As a grassroots organizer, initially in California, but ultimately across the nation, she has been an incredible force for improving the health and health care of agricultural workers. Between 1960 and 1962, she successfully lobbied for 15 bills, including landmark legislation that allowed farm workers to receive public assistance, retirement benefits, and disability and unemployment insurance, regardless of their U.S. citizenship status. A year later, working with César Chávez, she brought the UFW to life and transformed it from a small organization to a political force boasting more than 400 staff and 70,000 members.
She first received nationwide attention when she directed the great Delano grape boycott of 19681970, which resulted in the first collective bargaining agreements for California farm workers. While now taken for granted, these precedent-setting early negotiations established standard contractual provisos such as health benefits, pensions, safe working conditions, and access to clean water and sanitary facilities in the field.
Huerta has long criticized the use of pesticides that jeopardize the health of farm workers, consumers, and the environment and has sought protections for farm workers and their families. Many of these chemicals have been banned elsewhere or slated for "phase out" because of threats to human health.
Despite her "emerita" status, Huerta is no less active. She has established a new foundation to support the training of future organizers and was appointed to the board of UC Regents in the fall of 2003.
Award Presenter
Diana M. Bontá, Dr.P.H., R.N., served as director of the California Department of Health Services from June 1999 until January 2004. Bontá has also served California communities as director of the Long Beach Department of Health and Human Services, deputy executive director of the Los Angeles Regional Family Planning Council, and regional administrator of the California Rural Health Programs. She has been clinical instructor and head nurse of medical and pediatric units at hospitals in Los Angeles, Buffalo, and New York City. Bontá is a past president of the California Women's Law Center and the Latino Caucus of the American Public Health Association.

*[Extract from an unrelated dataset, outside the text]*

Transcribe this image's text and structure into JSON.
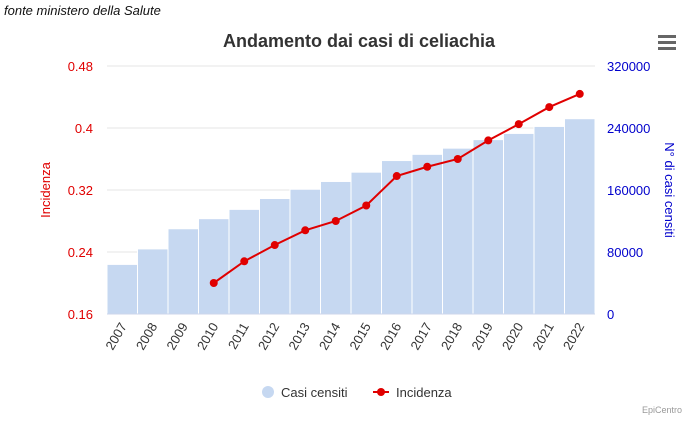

The Challenge: Meeting the Health Needs of Our Nation's Agricultural Workforce
Working conditions for California's agricultural workforce have traditionally been abysmal. Planting, nurturing, and harvesting produce is physically gruelling work, requiring awkward, repetitive motion. With payment incentive structures often on a per-piece basis, individuals may feel compelled to work 12-hour days for a living wage. Employers often fail to provide toilet and hand-washing facilities or clean water to drink. Many workers are unfamiliar with the few labor laws in place to protect them and lack the language skills to seek their rights.

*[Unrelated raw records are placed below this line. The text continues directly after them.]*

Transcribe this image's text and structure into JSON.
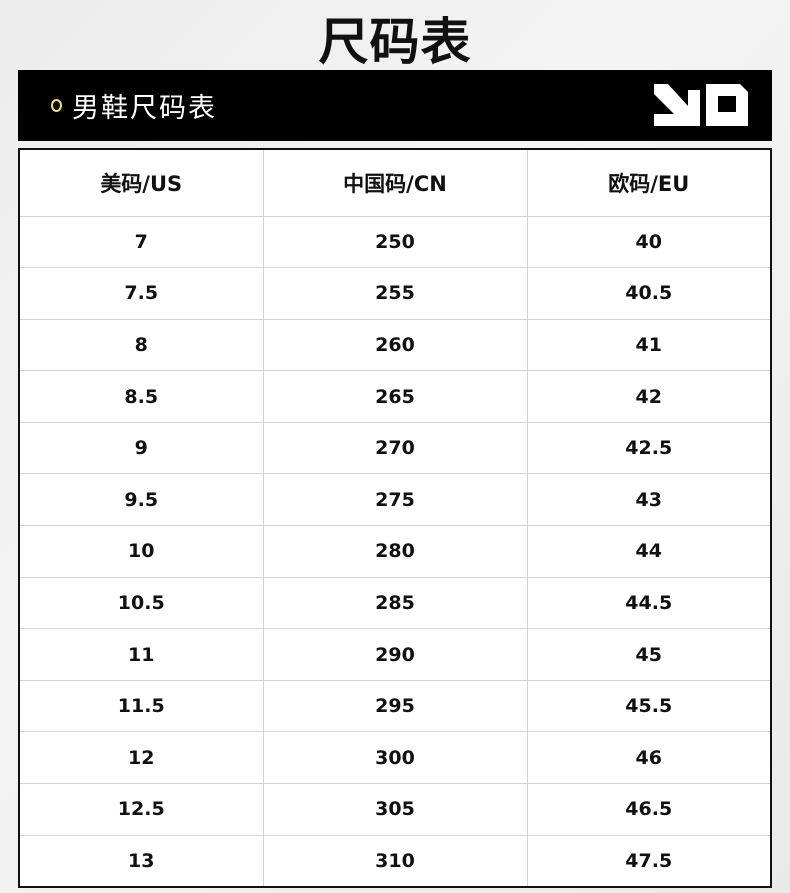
{
  "title": "尺码表",
  "banner": {
    "subtitle": "男鞋尺码表",
    "accent": "#f3e34a",
    "logo": "LD"
  },
  "table": {
    "headers": [
      "美码/US",
      "中国码/CN",
      "欧码/EU"
    ],
    "rows": [
      [
        "7",
        "250",
        "40"
      ],
      [
        "7.5",
        "255",
        "40.5"
      ],
      [
        "8",
        "260",
        "41"
      ],
      [
        "8.5",
        "265",
        "42"
      ],
      [
        "9",
        "270",
        "42.5"
      ],
      [
        "9.5",
        "275",
        "43"
      ],
      [
        "10",
        "280",
        "44"
      ],
      [
        "10.5",
        "285",
        "44.5"
      ],
      [
        "11",
        "290",
        "45"
      ],
      [
        "11.5",
        "295",
        "45.5"
      ],
      [
        "12",
        "300",
        "46"
      ],
      [
        "12.5",
        "305",
        "46.5"
      ],
      [
        "13",
        "310",
        "47.5"
      ]
    ]
  }
}
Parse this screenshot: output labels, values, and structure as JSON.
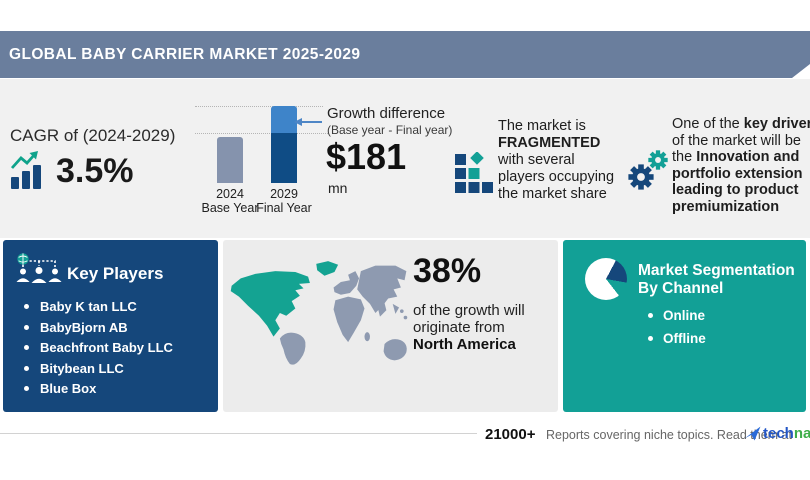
{
  "header": {
    "title": "GLOBAL BABY CARRIER MARKET 2025-2029"
  },
  "cagr": {
    "label": "CAGR of (2024-2029)",
    "value": "3.5%"
  },
  "growth": {
    "annotation_title": "Growth difference",
    "annotation_sub": "(Base year - Final year)",
    "amount": "$181",
    "unit": "mn",
    "bar1_year": "2024",
    "bar1_role": "Base Year",
    "bar2_year": "2029",
    "bar2_role": "Final Year"
  },
  "chart_data": {
    "type": "bar",
    "title": "Growth difference (Base year - Final year)",
    "categories": [
      "2024 Base Year",
      "2029 Final Year"
    ],
    "series": [
      {
        "name": "base-level-segment-px",
        "values": [
          46,
          50
        ]
      },
      {
        "name": "growth-difference-segment-px",
        "values": [
          0,
          27
        ]
      }
    ],
    "annotations": {
      "growth_difference": "$181 mn",
      "cagr": "3.5% (2024-2029)",
      "growth_from_north_america": "38%"
    },
    "legend_position": "none",
    "grid": "dotted reference lines at bar tops"
  },
  "fragmented": {
    "l1": "The market is",
    "l2": "FRAGMENTED",
    "l3": "with several",
    "l4": "players occupying",
    "l5": "the market share"
  },
  "key_drivers": {
    "prefix": "One of the ",
    "bold1": "key drivers",
    "mid": " of the market will be the ",
    "bold2": "Innovation and portfolio extension leading to product premiumization"
  },
  "key_players": {
    "title": "Key Players",
    "items": [
      "Baby K tan LLC",
      "BabyBjorn AB",
      "Beachfront Baby LLC",
      "Bitybean LLC",
      "Blue Box"
    ]
  },
  "map": {
    "percent": "38%",
    "line": "of the growth will originate from",
    "region": "North America"
  },
  "segmentation": {
    "title": "Market Segmentation By Channel",
    "items": [
      "Online",
      "Offline"
    ]
  },
  "footer": {
    "count": "21000+",
    "text": "Reports covering niche topics. Read them at",
    "brand_part1": "tech",
    "brand_part2": "navio"
  },
  "colors": {
    "header_bar": "#6A7E9D",
    "navy": "#15477B",
    "teal": "#12A096",
    "bar_gray": "#8593AD",
    "bar_light_blue": "#3E84C9",
    "bar_dark_blue": "#0F4C85",
    "map_gray": "#8E9AB0",
    "map_highlight": "#14A392",
    "brand_blue": "#2356C5",
    "brand_green": "#3FAE49"
  },
  "icons": {
    "cagr-growth-icon": "navy bar chart with teal rising zigzag arrow",
    "fragmented-squares-icon": "grid of navy squares with one teal square and teal diamond",
    "gears-icon": "navy gear with smaller teal gear",
    "key-players-org-icon": "white dashed org bracket, three people, teal globe",
    "pie-chart-icon": "white pie with navy slice and notch",
    "world-map": "world silhouette, North America highlighted teal",
    "technavio-arrow-icon": "blue paper-plane swoosh"
  }
}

Farm workers, and often their children, are regularly exposed to pesticides, which can cause minor problems or acute poisonings and long-term effects (such as cancer and birth defects). If a language barrier exists, workers can’t understand and follow safety precautions and protocols.
Health, disability, retirement, and unemployment benefits are not typically provided. Despite agriculture's importance to California’s economy, this essential workforce has no safety net for injury, illness, pregnancy, or layoffs.

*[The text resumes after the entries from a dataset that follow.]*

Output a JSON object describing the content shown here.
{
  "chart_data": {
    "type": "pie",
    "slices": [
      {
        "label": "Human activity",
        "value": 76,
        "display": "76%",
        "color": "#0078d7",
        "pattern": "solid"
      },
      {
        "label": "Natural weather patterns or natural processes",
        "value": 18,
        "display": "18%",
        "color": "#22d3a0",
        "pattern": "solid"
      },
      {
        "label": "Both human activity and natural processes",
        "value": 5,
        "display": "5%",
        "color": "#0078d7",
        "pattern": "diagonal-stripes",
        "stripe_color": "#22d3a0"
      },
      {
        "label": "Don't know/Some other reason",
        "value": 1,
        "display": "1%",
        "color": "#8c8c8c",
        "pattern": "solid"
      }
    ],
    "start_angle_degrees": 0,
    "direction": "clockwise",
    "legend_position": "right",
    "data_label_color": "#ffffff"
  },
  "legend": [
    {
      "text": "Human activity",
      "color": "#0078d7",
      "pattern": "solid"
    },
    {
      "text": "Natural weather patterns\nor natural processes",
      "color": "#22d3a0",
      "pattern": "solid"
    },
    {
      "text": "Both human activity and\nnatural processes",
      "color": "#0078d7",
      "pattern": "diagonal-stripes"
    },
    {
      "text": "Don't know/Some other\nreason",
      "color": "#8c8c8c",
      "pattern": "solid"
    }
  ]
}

The School of Public Health Responds
With its research and intervention activity, the School of Public Health is in an ideal position to develop innovative approaches to overcome cultural, linguistic, socioeconomic, and other barriers to the health of California’s agricultural workforce. During the 1970s, School faculty were instrumental in identifying the environmental chemistry and route of exposure of organophosphate residues poisoning among California farm workers. This research provided a scientific foundation for the subsequent passage of California regulations protecting farm workers.
Today, the School has CHAMACOS, a community-university research partnership based in the agricultural heartland of California, which investigates the relationship of the environment to children’s health and develops interventions that reduce the incidence of environmentally related childhood disease.
Elsewhere in the School, faculty are studying immigration's effect on health status and have developed an ergonomic manual for agricultural workers, which identifies problem situations and suggests alternative tools and techniques. In the first study to follow migrant farm workers through time to learn about their risk of injury, faculty from the Center for Occupational and Environmental Health (COEH) examined the injury experience of migrant farm workers through a whole growing season and found that women who are paid on a piece-rate basis face a much greater risk of injury on the job than those paid by the hour.
In addition, the Labor Occupational Health Program, COEH's community outreach program, is dedicated to improving health and safety in the workplace and offers support in many languages to labor, management, community organizations, health professionals, government representatives, schools, and the general public.